His talent went unrecognised in its formative years, since New Zealand was seen as a source of fine riders, TT winners among them, but not of motorcycles. But Britten changed all that. Frustrated that available machines would not perform reliably to his high racing standards, he drew up his own design in the late Eighties and set about building and developing it. It was a personal campaign to prove that the small man could do better than the established industry giants through single-minded devotion; in the same way, he cast the door handles he wanted for his house.

Britten's garage, in Christchurch, once a stable, became the workshop where he developed a world-beating machine, the 1,000cc Britten V-1000. With its engine's two cylinders set in a vee, it took on and beat the established masters of the two-cylinder form, the Italian manufacturer Ducati and the American Harley-Davidson.

Britten developed the whole of the bike himself and his engine used the latest technological concepts from Formula One cars to produce a top speed of over 170mph. Ignition and fuel flow were programmed through Britten's own control system, with a facility to alter the engine's power characteristics to suit the day using a plugged-in laptop computer.

Perhaps most remarkable was Britten's use of the engine itself as the main part of the motorcycle's structure, in the manner of up-to-the-minute racing car practice. When the Britten team arrived for the Isle of Man TT in 1993, every other racing motorcycle was using a chassis construction that could be directly related to the bicycle in its crudest form. With an inexperienced rider, the Britten was still the fastest machine through the official speed trap on the daunting drop down Bray Hill. It retired near the end of the race, but its performance on this most testing of race circuits had impressed all who saw it.

At the international Daytona race meeting in the United States, the Britten V-1000 was second in the popular Battle of the Twins race on its debut in 1993, and won the next year. The emergence of the BEARS (British, European and American Race Series) events saw the title flexed enough to accommodate the word "Antipodean"; and Britten won that race at Daytona in March this year. Ducati, the present World Superbike champions, and Harley-Davidson, with their big-budget VR1000 racer - expected to perform well in front of their partisan home crowd - were behind.

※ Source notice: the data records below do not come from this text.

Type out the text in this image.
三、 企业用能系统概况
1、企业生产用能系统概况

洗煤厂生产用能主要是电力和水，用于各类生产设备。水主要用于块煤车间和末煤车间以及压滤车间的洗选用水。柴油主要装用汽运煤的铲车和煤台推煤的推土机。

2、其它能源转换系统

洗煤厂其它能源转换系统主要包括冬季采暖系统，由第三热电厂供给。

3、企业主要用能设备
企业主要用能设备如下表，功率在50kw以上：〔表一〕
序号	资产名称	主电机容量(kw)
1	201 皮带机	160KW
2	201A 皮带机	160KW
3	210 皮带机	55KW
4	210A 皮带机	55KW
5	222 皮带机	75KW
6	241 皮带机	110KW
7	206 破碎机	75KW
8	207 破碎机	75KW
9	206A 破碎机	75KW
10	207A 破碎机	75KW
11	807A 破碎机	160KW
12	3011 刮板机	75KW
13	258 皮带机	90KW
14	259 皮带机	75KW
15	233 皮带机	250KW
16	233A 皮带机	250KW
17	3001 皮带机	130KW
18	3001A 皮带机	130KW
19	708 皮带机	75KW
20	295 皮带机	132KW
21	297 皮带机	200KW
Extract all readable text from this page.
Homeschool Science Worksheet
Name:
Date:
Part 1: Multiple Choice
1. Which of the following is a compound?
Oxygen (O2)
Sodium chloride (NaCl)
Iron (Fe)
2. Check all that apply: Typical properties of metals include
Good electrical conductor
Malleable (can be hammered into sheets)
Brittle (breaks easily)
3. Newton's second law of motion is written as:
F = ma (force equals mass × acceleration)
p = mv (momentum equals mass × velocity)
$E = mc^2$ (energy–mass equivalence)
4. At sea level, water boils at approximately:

As Britten's ability was advertised by his race results, so commercial interest grew. He was retained as engineering consultant by the re-emerging Indian motorcycle company, a US legend now owned by an Australian entrepreneur, and was working for them on a road machine development of his original concept.

Britten had also recently been planning the development of a single-cylinder engine with all the principal castings replaced by carbon-fibre mouldings produced in his factory in Christchurch. It would have been another step beyond the known boundaries of motorcycle technology for this single-minded and talented man.

John Britten, motorcycle designer: born 1950; died 5 September 1995.